In this week’s lessons, we have been continuing to explore how comics work. We looked at two comic pages at the start of each lesson, and discussed how they used the panels to show different parts of the story, as well as how the reader needs to use their own imagination to draw out the stories that are implied in the panels.
We then looked at one of the primordial gods featured in the card set I made for you all: a Titan called Cronus. We saw how Cronus overpowered his own father, Ouranos, at the encouragement of his mother, Gaia, but then he himself was troubled by a similar prophecy that his own child would rise up against him. As a result, he would eat all of his children as soon as they were born! His wife, Rhea, soon grew tired of this, and tricked him with a stone wrapped in swaddling clothes. She then hid the infant on Crete, where he was brought up by nymphs and grew up to be Zeus. Zeus became a servant in the palace of Cronus, and then gave him a drink that made him vomit up all the other children. These children were the Olympian gods.
We did a quiz on the Olympian gods to explore who they were, and what their areas of power were. There are traditionally twelve, though sometimes Dionysus is included.
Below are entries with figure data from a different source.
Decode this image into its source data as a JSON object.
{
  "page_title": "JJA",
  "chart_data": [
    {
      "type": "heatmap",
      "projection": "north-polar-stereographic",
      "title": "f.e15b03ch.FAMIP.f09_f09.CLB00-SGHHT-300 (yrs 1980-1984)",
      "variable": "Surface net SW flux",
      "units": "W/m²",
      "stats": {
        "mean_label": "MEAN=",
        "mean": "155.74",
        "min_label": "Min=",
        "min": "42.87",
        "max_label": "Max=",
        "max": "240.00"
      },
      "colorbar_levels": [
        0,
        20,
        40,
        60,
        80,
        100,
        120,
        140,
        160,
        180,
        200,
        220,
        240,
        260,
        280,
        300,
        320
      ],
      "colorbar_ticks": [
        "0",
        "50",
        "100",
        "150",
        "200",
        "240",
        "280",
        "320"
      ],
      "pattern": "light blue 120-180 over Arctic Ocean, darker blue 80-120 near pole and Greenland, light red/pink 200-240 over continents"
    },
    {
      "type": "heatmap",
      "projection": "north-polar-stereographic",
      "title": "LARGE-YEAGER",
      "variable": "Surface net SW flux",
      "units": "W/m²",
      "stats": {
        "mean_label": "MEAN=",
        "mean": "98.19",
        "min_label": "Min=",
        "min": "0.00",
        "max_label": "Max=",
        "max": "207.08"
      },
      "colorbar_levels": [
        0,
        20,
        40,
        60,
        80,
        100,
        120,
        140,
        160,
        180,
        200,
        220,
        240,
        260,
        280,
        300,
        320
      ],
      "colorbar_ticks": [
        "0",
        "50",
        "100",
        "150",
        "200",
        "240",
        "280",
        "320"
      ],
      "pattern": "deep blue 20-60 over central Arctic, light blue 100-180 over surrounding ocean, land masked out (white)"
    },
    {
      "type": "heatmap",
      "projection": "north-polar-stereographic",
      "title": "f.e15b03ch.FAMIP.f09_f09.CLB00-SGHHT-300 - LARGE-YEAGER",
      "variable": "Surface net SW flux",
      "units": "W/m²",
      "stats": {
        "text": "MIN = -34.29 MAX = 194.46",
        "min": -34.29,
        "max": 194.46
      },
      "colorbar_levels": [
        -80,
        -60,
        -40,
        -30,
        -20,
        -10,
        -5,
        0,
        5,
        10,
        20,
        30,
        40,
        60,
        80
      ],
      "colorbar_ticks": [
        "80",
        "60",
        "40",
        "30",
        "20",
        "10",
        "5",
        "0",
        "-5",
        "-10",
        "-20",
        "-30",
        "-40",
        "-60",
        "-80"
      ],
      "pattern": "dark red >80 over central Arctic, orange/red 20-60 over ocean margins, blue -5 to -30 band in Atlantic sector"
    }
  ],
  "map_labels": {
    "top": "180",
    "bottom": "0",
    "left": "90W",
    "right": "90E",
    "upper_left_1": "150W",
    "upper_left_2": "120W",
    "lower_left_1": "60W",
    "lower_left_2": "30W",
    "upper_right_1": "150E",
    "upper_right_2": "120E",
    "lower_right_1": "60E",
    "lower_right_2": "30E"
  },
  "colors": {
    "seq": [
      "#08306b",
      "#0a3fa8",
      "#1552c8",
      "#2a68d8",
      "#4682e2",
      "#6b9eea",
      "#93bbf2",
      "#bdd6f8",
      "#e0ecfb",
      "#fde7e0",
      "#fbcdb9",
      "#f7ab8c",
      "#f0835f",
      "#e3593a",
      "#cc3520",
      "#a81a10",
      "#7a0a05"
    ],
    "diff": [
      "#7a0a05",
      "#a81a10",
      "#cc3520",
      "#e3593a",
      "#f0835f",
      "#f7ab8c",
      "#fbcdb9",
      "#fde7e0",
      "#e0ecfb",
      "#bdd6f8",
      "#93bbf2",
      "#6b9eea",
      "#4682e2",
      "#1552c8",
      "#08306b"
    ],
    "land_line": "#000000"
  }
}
We looked at the Parthenon Frieze again, which the Athenians created to show, amongst many other things, the Olympians relaxing, possibly at one of their many feasts. We looked at what might happen at an Olympian feast. The ancient Greek writers described the Olympian gods as eating a food called “ambrosia” and a drink called “nektar”. These were golden and smelled fragrant, but we don’t know that much else about them.
We also looked at sacrifice to the Olympians. The ancient Greeks would sacrifice white skinned animals to the Olympians, who were infertile. They would wrap the bones in fat and burn them to the gods, but then eat the edible meat.
We then translated chapter two of Telling Tales in Latin, which tells the story of the Four Ages of Mankind, starting with the Golden Age, under the reign of Saturn, when everything was shared and peaceful, and eventually descending to the violence and greed of the Iron Age.
Finally, we looked at one of the primordial creatures, the Hekatoncheires, who had one hundred hands and fifty heads, and were in charge of creating blustering winds. For your homework, I asked you to create your own Greek style monster!